Friday, May 27, 2011

Poison?

gordo-the-impotent (kairosfocus) has been a busy boi. He has posted several more nonsensical diatribes on UD and has even added some of his usual verbal sewage to mark frank's blog. In his recent posts on UD he amply demonstrates his religious and political motives, even though ID is alleged to be non-religious and non-political. In his post linked below he shows that he thinks that anyone who disagrees with him is a Marxist, that they are poison, and that they should be removed from civilization.

http://www.uncommondescent.com/intelligent-design/mathgirrl-returns-an-entire-blog-is-now-devoted-to-complaining-about-uncommon-descent/comment-page-1/#comment-381972

In another post he said:

"I cut my critical thinking eye-teeth on Communists, messianistic charismatic pols and cultists, and have wariness about all three."

Methinks gordy needs to look in a mirror if he wants to see a cultist who thinks he's a messiah. He should be wary of himself. He's a god-wanna-be windbag.

I looked up Marxism and it doesn't sound nearly as bad as gordy implies. It seems to me that it promotes equality and freedom for everyone. Of course that doesn't fit into gordo's worldview that some people, like him and his fellow god pushers, are superior and should be treated special.

Marxism:

Like other socialists, Marx and Engels sought an end to capitalism and the systems which they perceived to be responsible for the exploitation of workers. Whereas earlier socialists often favored longer-term social reform, Marx and Engels believed that popular revolution was all but inevitable, and the only path to socialism and communism.

According to the Marxist argument for communism, the main characteristic of human life in class society is alienation; and communism is desirable because it entails the full realization of human freedom. Marx here follows Georg Wilhelm Friedrich Hegel in conceiving freedom not merely as an absence of restraints but as action with content. According to Marx, communism's outlook on freedom was based on an agent, obstacle, and goal. The agent is the common/working people; the obstacles are class divisions, economic inequalities, unequal life-chances, and false consciousness; and the goal is the fulfilment of human needs including satisfying work, and fair share of the product.

They believed that communism allowed people to do what they want, but also put humans in such conditions and such relations with one another that they would not wish to exploit, or have any need to. Whereas for Hegel the unfolding of this ethical life in history is mainly driven by the realm of ideas, for Marx, communism emerged from material forces, particularly the development of the means of production.

Marxism holds that a process of class conflict and revolutionary struggle will result in victory for the proletariat and the establishment of a communist society in which private property and ownership is abolished over time and the means of production and subsistence belong to the community. (Private property and ownership, in this context, means ownerships of the means of production, not private possessions). Marx himself wrote little about life under communism, giving only the most general indication as to what constituted a communist society.

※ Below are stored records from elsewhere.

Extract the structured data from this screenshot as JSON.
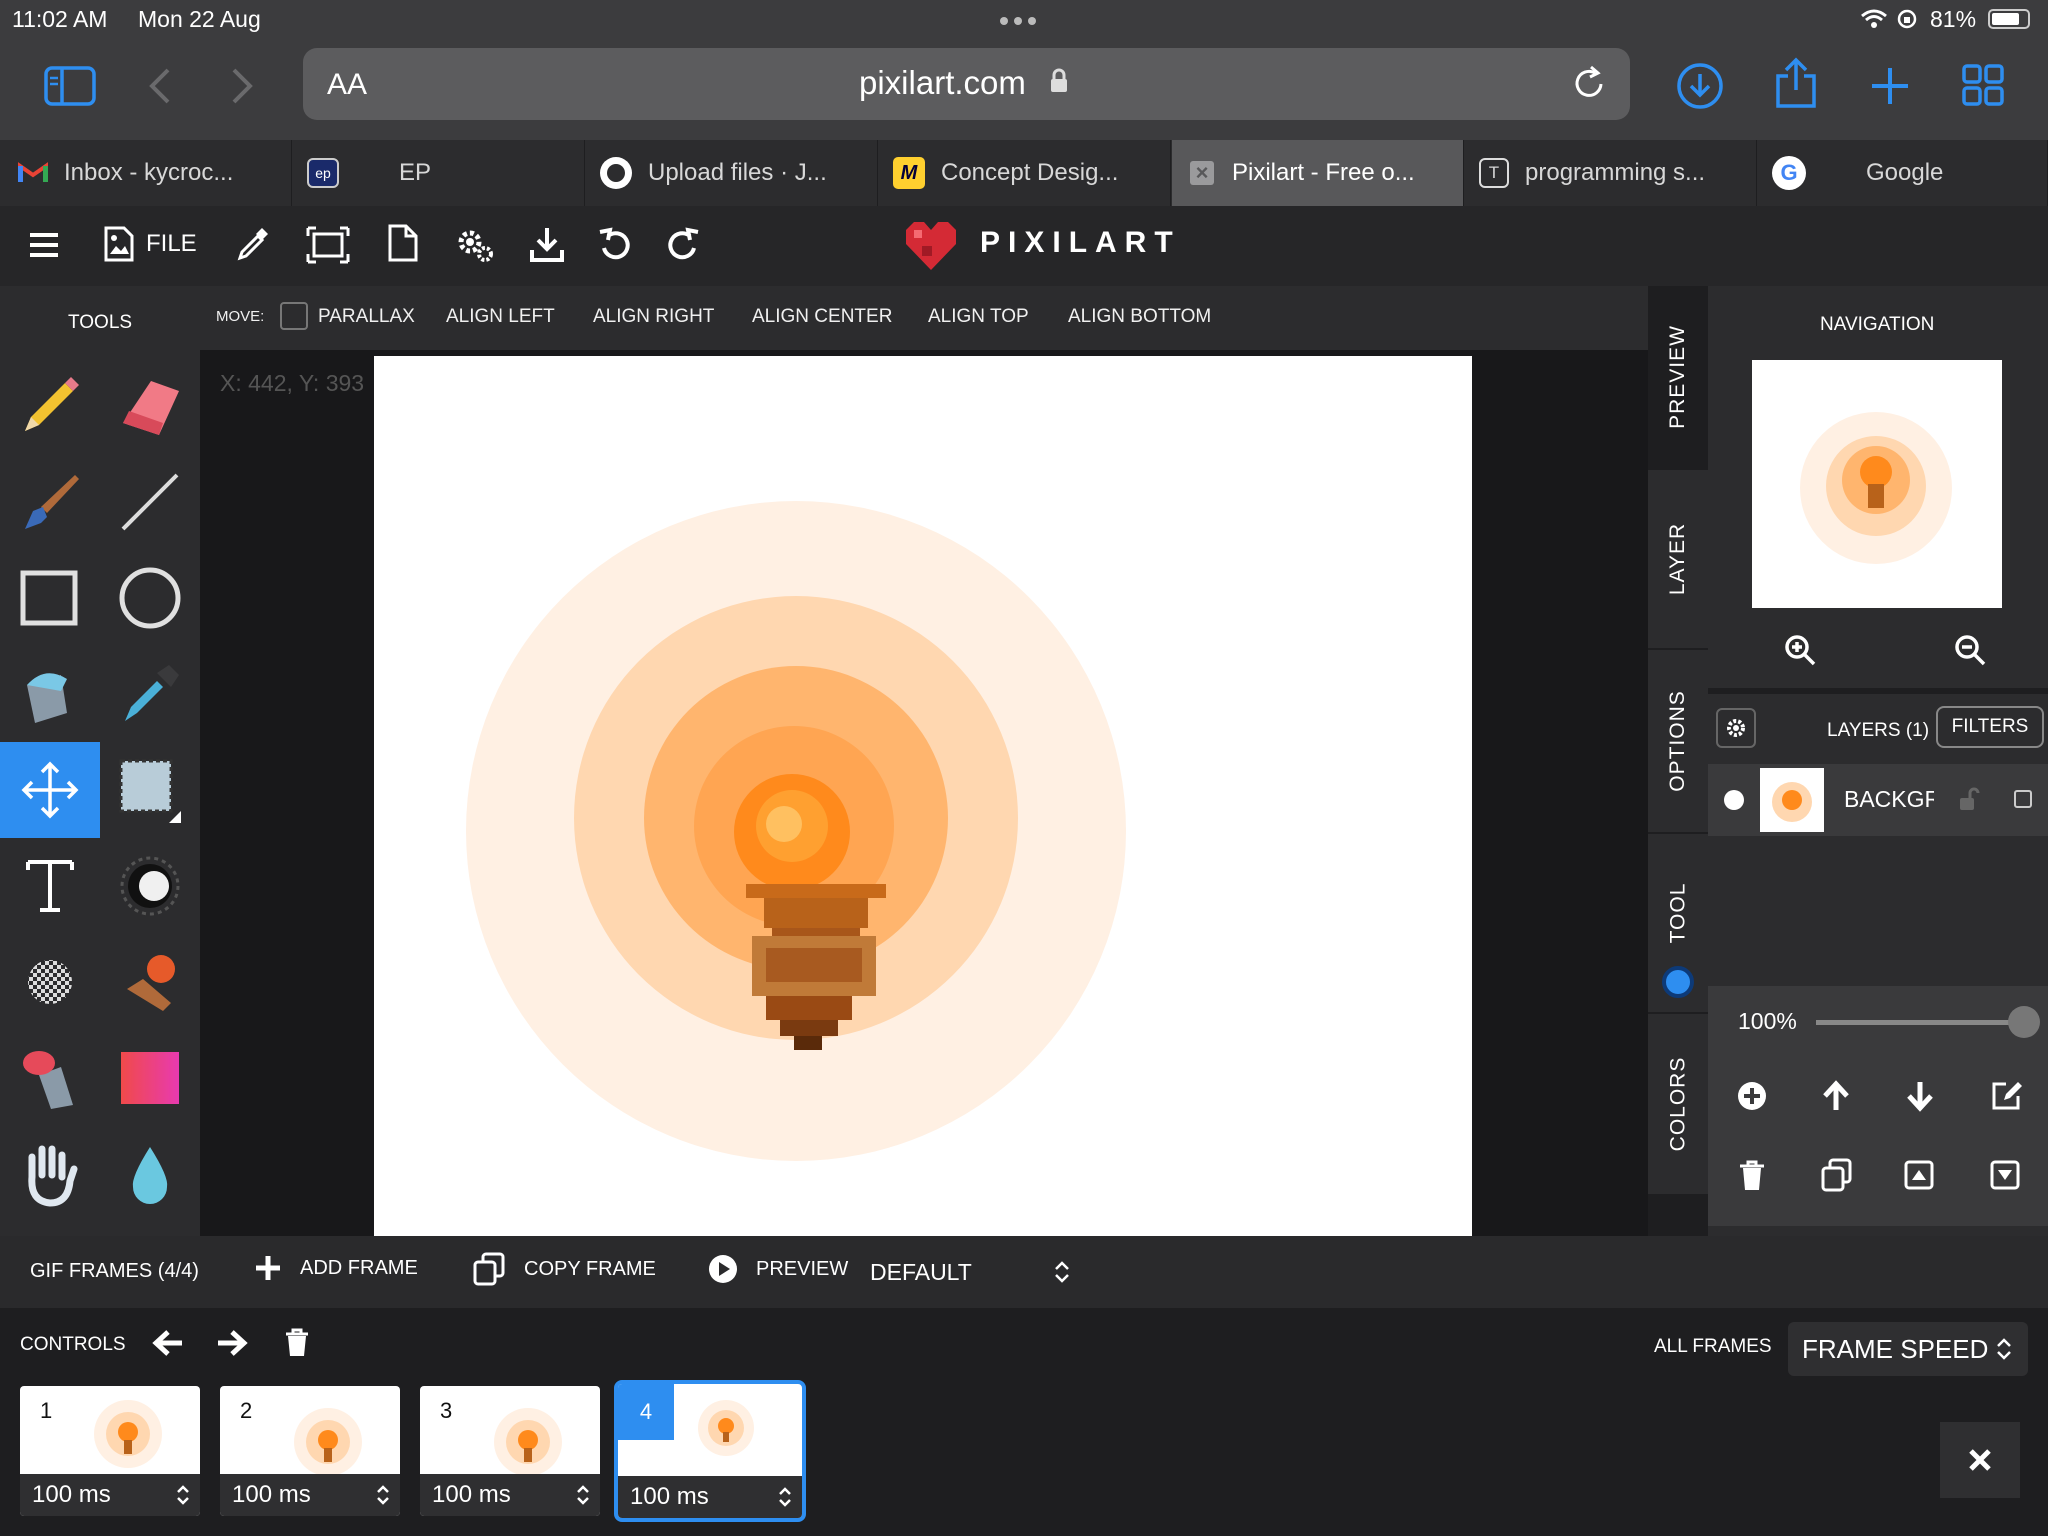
{
  "status": {
    "time": "11:02 AM",
    "date": "Mon 22 Aug",
    "battery": "81%"
  },
  "browser": {
    "aa_label": "AA",
    "url": "pixilart.com"
  },
  "tabs": [
    {
      "label": "Inbox - kycroc...",
      "icon": "gmail-icon"
    },
    {
      "label": "EP",
      "icon": "ep-icon"
    },
    {
      "label": "Upload files · J...",
      "icon": "github-icon"
    },
    {
      "label": "Concept Desig...",
      "icon": "miro-icon"
    },
    {
      "label": "Pixilart - Free o...",
      "icon": "close-icon",
      "active": true
    },
    {
      "label": "programming s...",
      "icon": "t-icon"
    },
    {
      "label": "Google",
      "icon": "google-icon"
    }
  ],
  "header": {
    "file_label": "FILE",
    "brand": "PIXILART"
  },
  "tools": {
    "title": "TOOLS"
  },
  "movebar": {
    "move_label": "MOVE:",
    "parallax": "PARALLAX",
    "align_left": "ALIGN LEFT",
    "align_right": "ALIGN RIGHT",
    "align_center": "ALIGN CENTER",
    "align_top": "ALIGN TOP",
    "align_bottom": "ALIGN BOTTOM"
  },
  "canvas": {
    "coords": "X: 442, Y: 393"
  },
  "sidetabs": {
    "preview": "PREVIEW",
    "layer": "LAYER",
    "options": "OPTIONS",
    "tool": "TOOL",
    "colors": "COLORS"
  },
  "navigation": {
    "title": "NAVIGATION"
  },
  "layers": {
    "title": "LAYERS (1)",
    "filters": "FILTERS",
    "layer_name": "BACKGR(",
    "opacity": "100%",
    "opacity_value": 1.0
  },
  "gif": {
    "frames_label": "GIF FRAMES (4/4)",
    "add_frame": "ADD FRAME",
    "copy_frame": "COPY FRAME",
    "preview": "PREVIEW",
    "mode": "DEFAULT"
  },
  "controls": {
    "label": "CONTROLS",
    "all_frames": "ALL FRAMES",
    "frame_speed": "FRAME SPEED"
  },
  "frames": [
    {
      "number": "1",
      "duration": "100 ms"
    },
    {
      "number": "2",
      "duration": "100 ms"
    },
    {
      "number": "3",
      "duration": "100 ms"
    },
    {
      "number": "4",
      "duration": "100 ms",
      "selected": true
    }
  ],
  "colors": {
    "accent": "#2e8ef0",
    "glow_outer": "#fff0e3",
    "glow_mid": "#ffd7b0",
    "glow_inner": "#ffb56e",
    "flame": "#ff8a1c",
    "torch_body": "#b8621a"
  }
}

It is clear that it entails abundance in which there is little limit to the projects that humans may undertake.[citation needed] In the popular slogan that was adopted by the communist movement, communism was a world in which each gave according to their abilities, and received according to their needs. The German Ideology (1845) was one of Marx's few writings to elaborate on the communist future:

"In communist society, where nobody has one exclusive sphere of activity but each can become accomplished in any branch he wishes, society regulates the general production and thus makes it possible for me to do one thing today and another tomorrow, to hunt in the morning, fish in the afternoon, rear cattle in the evening, criticise after dinner, just as I have a mind, without ever becoming hunter, fisherman, herdsman or critic."

Marx's lasting vision was to add this vision to a theory of how society was moving in a law-governed way towards communism, and, with some tension, a political theory that explained why revolutionary activity was required to bring it about.